In our first series of programming articles, we introduced some basic concepts using examples in the C programming language. You learned about variables, operators, various data types and the different ways to use them, etc. These “components” appear in almost all conventional programming languages.
From our examples in C, you should have acquired a basic idea of what the structure of a C program looks like. In simple terms, you declare and define the variables you want to use (and make new data types in the form of structures, if necessary), and you manipulate those variables by writing parts of code. In programming, we refer to this as a “procedural paradigm” (paradigm – a fundamental style; a set of ideas, rules and patterns which determine the way a program is structured).
You may have also noticed some of the negatives of this way of programming – numerous functions, difficulty in determining the origin of an error, and inflexible code or being unable to represent or model your problem in detail using the given means. This does not suggest that C is a bad language or that the procedural paradigm isn’t a good one. What we are saying, however, is that this way of programming is unsuitable for some situations. That’s why our new series of articles will discuss a different paradigm called object-oriented programming (OOP).
The basic philosophy of OOP is based on the concept of objects – structures which contain data (called fields or attributes), and code in the form of procedures (here called methods, not functions). Objects can interact with each other, and an object’s method can modify the data contained within the object.
There are many subtypes of the OOP paradigm, but most commonly, object-oriented languages are “class-based” – meaning that an object is an instance of a class. All objects of a certain class have some similar features.
One of the key features of OOP is inheritance – when one class inherits another class, it keeps all the properties of the parent class but also adds new properties of its own. This is meant to “mimic” real life situations. For example, let’s say you have a class called Car and inherit a class called RacingCar from it. A racing car is still a car, just with some additional features. This enables a certain type of behavior in objects called polymorphism (which will be discussed later in greater detail).

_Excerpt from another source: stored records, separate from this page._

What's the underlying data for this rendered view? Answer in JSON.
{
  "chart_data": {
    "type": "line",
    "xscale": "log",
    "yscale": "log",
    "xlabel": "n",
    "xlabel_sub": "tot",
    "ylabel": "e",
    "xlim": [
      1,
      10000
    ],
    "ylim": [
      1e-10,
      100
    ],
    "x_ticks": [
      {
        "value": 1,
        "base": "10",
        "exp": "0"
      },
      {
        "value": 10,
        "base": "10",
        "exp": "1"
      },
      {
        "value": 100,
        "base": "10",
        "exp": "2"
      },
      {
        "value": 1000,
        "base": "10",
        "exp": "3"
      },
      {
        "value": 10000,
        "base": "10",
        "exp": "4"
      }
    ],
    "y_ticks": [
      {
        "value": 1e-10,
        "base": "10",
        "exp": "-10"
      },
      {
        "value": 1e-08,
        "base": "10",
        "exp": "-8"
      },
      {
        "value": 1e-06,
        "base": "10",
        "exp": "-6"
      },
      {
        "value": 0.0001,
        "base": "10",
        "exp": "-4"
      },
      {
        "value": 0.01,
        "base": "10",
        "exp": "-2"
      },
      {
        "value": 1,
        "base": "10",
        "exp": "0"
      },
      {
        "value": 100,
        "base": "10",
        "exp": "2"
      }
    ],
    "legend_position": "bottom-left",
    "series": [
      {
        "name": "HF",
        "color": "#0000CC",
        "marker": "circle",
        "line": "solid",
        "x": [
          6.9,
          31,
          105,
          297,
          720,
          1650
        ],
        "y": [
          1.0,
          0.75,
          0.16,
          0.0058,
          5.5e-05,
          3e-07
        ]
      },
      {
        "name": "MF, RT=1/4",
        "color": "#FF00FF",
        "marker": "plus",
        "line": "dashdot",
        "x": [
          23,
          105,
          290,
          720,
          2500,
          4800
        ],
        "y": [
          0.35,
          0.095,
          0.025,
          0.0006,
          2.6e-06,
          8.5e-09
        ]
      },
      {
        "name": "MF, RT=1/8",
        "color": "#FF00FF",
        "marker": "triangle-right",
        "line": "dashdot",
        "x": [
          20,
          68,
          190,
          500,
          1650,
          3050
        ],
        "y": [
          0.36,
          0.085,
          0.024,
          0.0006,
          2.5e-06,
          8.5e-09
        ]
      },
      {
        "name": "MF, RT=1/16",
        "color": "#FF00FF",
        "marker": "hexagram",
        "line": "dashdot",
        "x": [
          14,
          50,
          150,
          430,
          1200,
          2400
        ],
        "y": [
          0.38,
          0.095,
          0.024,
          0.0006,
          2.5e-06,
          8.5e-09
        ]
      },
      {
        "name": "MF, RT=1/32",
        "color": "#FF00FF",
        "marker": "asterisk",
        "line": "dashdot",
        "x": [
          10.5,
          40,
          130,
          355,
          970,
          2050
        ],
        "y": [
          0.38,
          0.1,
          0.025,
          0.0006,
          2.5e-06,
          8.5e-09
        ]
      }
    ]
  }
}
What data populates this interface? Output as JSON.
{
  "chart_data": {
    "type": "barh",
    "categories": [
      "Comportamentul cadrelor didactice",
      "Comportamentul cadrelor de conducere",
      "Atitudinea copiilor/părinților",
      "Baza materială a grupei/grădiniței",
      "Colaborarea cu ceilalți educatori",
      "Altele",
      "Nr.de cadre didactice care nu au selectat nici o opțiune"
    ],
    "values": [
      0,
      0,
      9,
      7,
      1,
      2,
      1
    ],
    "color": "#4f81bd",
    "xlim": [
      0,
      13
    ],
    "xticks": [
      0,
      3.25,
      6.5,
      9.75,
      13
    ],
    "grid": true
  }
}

Although object-oriented programming may seem overly complicated in the beginning, it is an amazing tool for modeling complex structures and solving problems; it enables modularization of code, making modifying the code or adding new features a simpler task, and makes the program more robust (resilient to errors). That’s why, in the following articles, we will more thoroughly explain the basic terminology – classes, objects, methods, inheritance, polymorphism, etc. Later, we’ll talk about some general principles and patterns for successfully building a robust, modularized and comprehensive object-oriented system.